TIPTON COUNTY, Miss. (WMC) - Shelby County isn’t the only place seeing a surge in COVID-19 cases in school-aged children.
Tipton County Schools has seen dozens of cases this month, and like Shelby County, officials believe a lot of the transmission is happening during extracurricular activities.
Shelby County saw 257 new COVID-19 cases over the last 24 hours and 10 more deaths. Next door in Tipton County, there were nearly 45 new cases reported, but officials there said their numbers are continuing to trend higher including dozens of reports inside schools. They said that trend affects hospitalizations and rates here in Shelby County.
“What’s happening in the schools is a reflection of what’s happening in the community,” Shelby County Health Director Dr. Alisa Haushalter said.
Shelby County Health officials said they are seeing 18-21 cases of COVID-19 in school-aged children every day. Nearly 10 percent of reported COVID-19 cases are in people 18 years old or younger. The cases in that age group rise as cases across the community continue to go up.
It’s the same thing in Tipton County. The week of Nov. 2, Tipton County Schools said it reported 16 cases in staff members and 17 in students. So far this week, it said there have been at least 20 reported in staff members there.
The district said “Just as cases are rising in our community, they are rising in the schools also. Most of our positive cases are traced to family members, weekend gatherings and sports teams.”
“There’s great concern because we know during the day, from the morning until 3:00 in the afternoon, we have a lot of folks that are pretty close together,” Tipton County Executive Jeff Huffman said.
Local health departments cannot make decisions about extracurriculars for schools. The TSSAA continues to change its regulations as new data about the pandemic is revealed. Playing is still allowed though regulations like attendance numbers, and temperature checks and vetting are also in place.
“We have just put out that those are high-risk behaviors and activities,” Dr. Haushalter said. “We think parents need to have information to make informed decisions.”
Tipton County had a mask mandate for two months until Sept. 30, and Tipton County Executive Jeff Huffman said cases went down.

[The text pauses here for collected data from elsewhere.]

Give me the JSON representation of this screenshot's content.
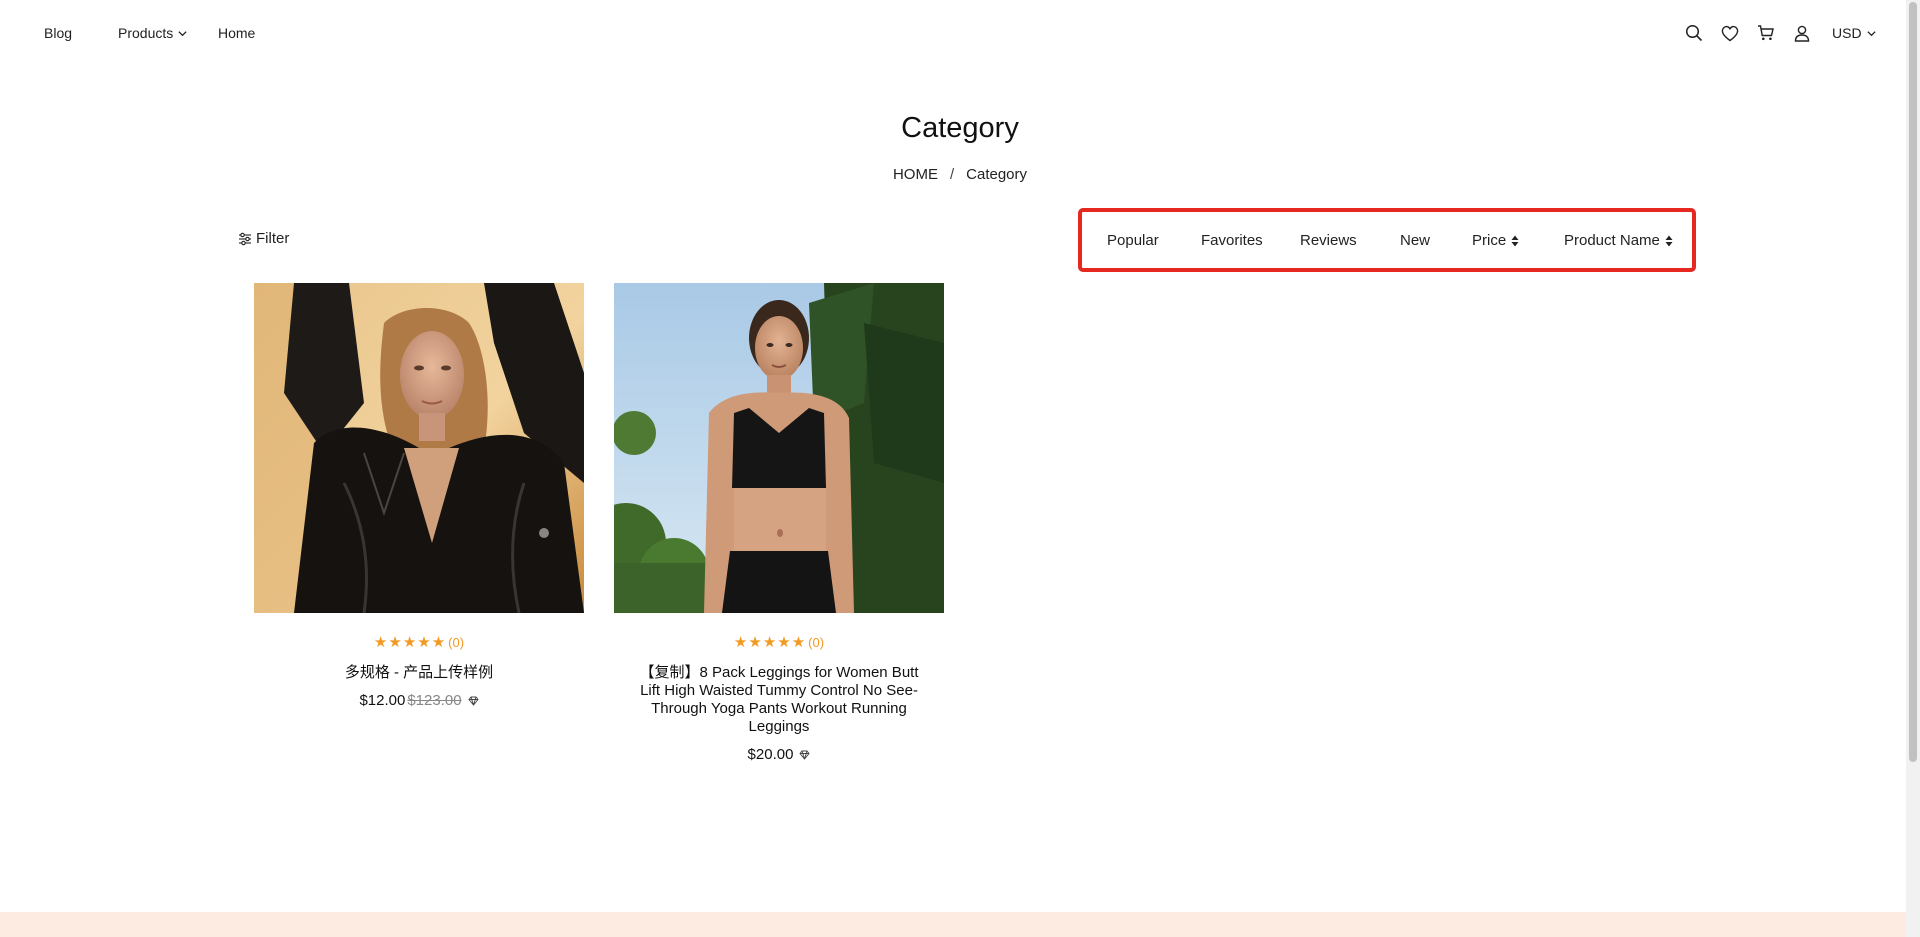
{
  "header": {
    "nav": [
      {
        "label": "Blog"
      },
      {
        "label": "Products"
      },
      {
        "label": "Home"
      }
    ],
    "icons": [
      "search-icon",
      "heart-icon",
      "cart-icon",
      "user-icon"
    ],
    "currency": "USD"
  },
  "page": {
    "title": "Category",
    "breadcrumb": {
      "home": "HOME",
      "separator": "/",
      "current": "Category"
    }
  },
  "toolbar": {
    "filter_label": "Filter",
    "sort_options": [
      "Popular",
      "Favorites",
      "Reviews",
      "New",
      "Price",
      "Product Name"
    ]
  },
  "products": [
    {
      "name": "多规格 - 产品上传样例",
      "rating_count": "(0)",
      "price": "$12.00",
      "old_price": "$123.00"
    },
    {
      "name": "【复制】8 Pack Leggings for Women Butt Lift High Waisted Tummy Control No See-Through Yoga Pants Workout Running Leggings",
      "rating_count": "(0)",
      "price": "$20.00"
    }
  ],
  "colors": {
    "star": "#f29a22",
    "highlight": "#e52820",
    "footer": "#fdebe1"
  }
}
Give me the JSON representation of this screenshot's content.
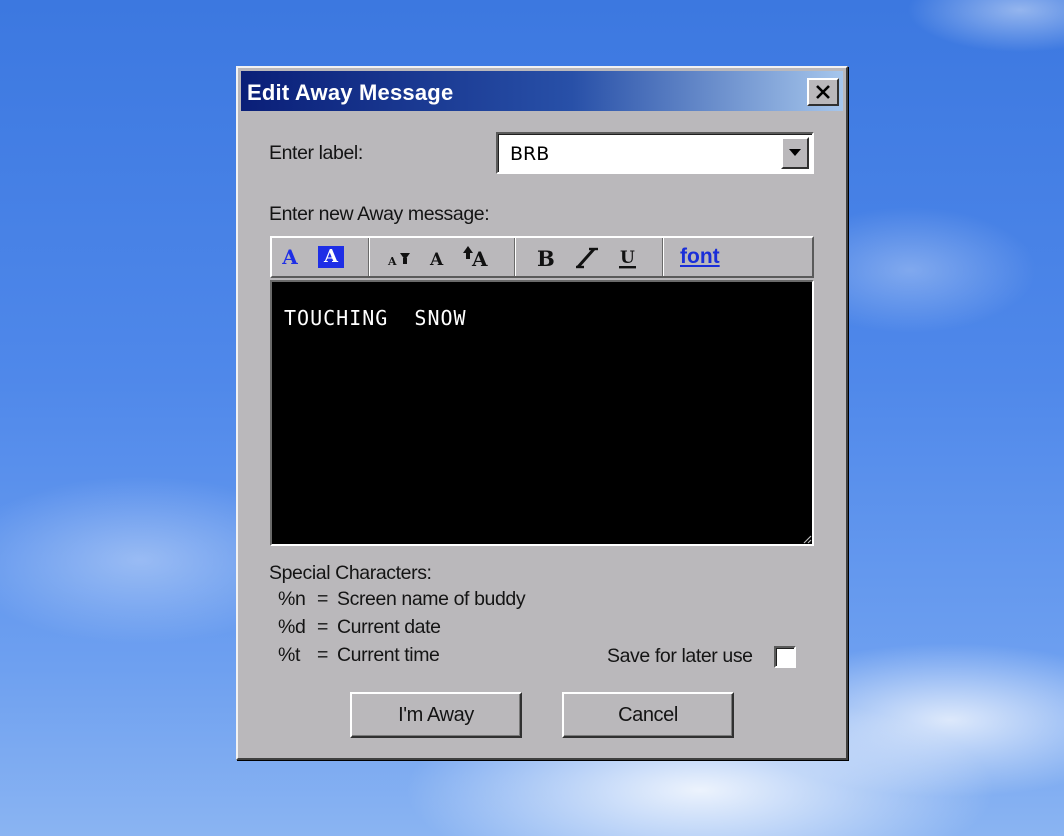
{
  "window": {
    "title": "Edit Away Message"
  },
  "label_field": {
    "label": "Enter label:",
    "value": "BRB"
  },
  "message_field": {
    "label": "Enter new Away message:",
    "text": "TOUCHING  SNOW"
  },
  "toolbar": {
    "text_color": "A",
    "background_color": "A",
    "font_link": "font",
    "accent_color": "#1e2ee6"
  },
  "special_characters": {
    "heading": "Special Characters:",
    "items": [
      {
        "code": "%n",
        "eq": "=",
        "desc": "Screen name of buddy"
      },
      {
        "code": "%d",
        "eq": "=",
        "desc": "Current date"
      },
      {
        "code": "%t",
        "eq": "=",
        "desc": "Current time"
      }
    ]
  },
  "save_option": {
    "label": "Save for later use",
    "checked": false
  },
  "buttons": {
    "away": "I'm Away",
    "cancel": "Cancel"
  }
}
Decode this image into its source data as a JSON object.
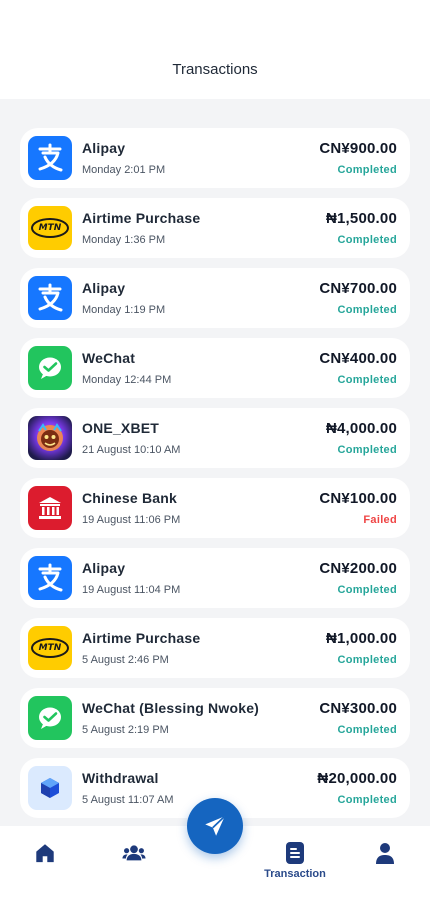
{
  "header": {
    "title": "Transactions"
  },
  "colors": {
    "completed": "#26a69a",
    "failed": "#ef4444",
    "nav": "#1e3a7b",
    "fab": "#1565c0"
  },
  "transactions": [
    {
      "icon": "alipay-icon",
      "name": "Alipay",
      "date": "Monday 2:01 PM",
      "amount": "CN¥900.00",
      "status": "Completed"
    },
    {
      "icon": "mtn-icon",
      "name": "Airtime Purchase",
      "date": "Monday 1:36 PM",
      "amount": "₦1,500.00",
      "status": "Completed",
      "mtn_text": "MTN"
    },
    {
      "icon": "alipay-icon",
      "name": "Alipay",
      "date": "Monday 1:19 PM",
      "amount": "CN¥700.00",
      "status": "Completed"
    },
    {
      "icon": "wechat-icon",
      "name": "WeChat",
      "date": "Monday 12:44 PM",
      "amount": "CN¥400.00",
      "status": "Completed"
    },
    {
      "icon": "onexbet-icon",
      "name": "ONE_XBET",
      "date": "21 August 10:10 AM",
      "amount": "₦4,000.00",
      "status": "Completed"
    },
    {
      "icon": "bank-icon",
      "name": "Chinese Bank",
      "date": "19 August 11:06 PM",
      "amount": "CN¥100.00",
      "status": "Failed"
    },
    {
      "icon": "alipay-icon",
      "name": "Alipay",
      "date": "19 August 11:04 PM",
      "amount": "CN¥200.00",
      "status": "Completed"
    },
    {
      "icon": "mtn-icon",
      "name": "Airtime Purchase",
      "date": "5 August 2:46 PM",
      "amount": "₦1,000.00",
      "status": "Completed",
      "mtn_text": "MTN"
    },
    {
      "icon": "wechat-icon",
      "name": "WeChat (Blessing Nwoke)",
      "date": "5 August 2:19 PM",
      "amount": "CN¥300.00",
      "status": "Completed"
    },
    {
      "icon": "withdrawal-icon",
      "name": "Withdrawal",
      "date": "5 August 11:07 AM",
      "amount": "₦20,000.00",
      "status": "Completed"
    }
  ],
  "nav": {
    "items": [
      {
        "id": "home",
        "icon": "home-icon"
      },
      {
        "id": "contacts",
        "icon": "users-icon"
      },
      {
        "id": "transaction",
        "icon": "document-icon",
        "label": "Transaction"
      },
      {
        "id": "profile",
        "icon": "user-icon"
      }
    ],
    "fab_icon": "send-icon"
  }
}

Based on the numbers, he said a new county-wide mask mandate is still on the table, but he wishes Governor Bill Lee would issue a statewide mandate.
“I wish the governor would enact a statewide mandate,” Huffman said. “You’re always going to have one county that is driving cases down and the next county those numbers may be going up.”
Tipton County Schools mandates masks in some areas of the buildings like in classrooms where social distancing is difficult and in the hallways.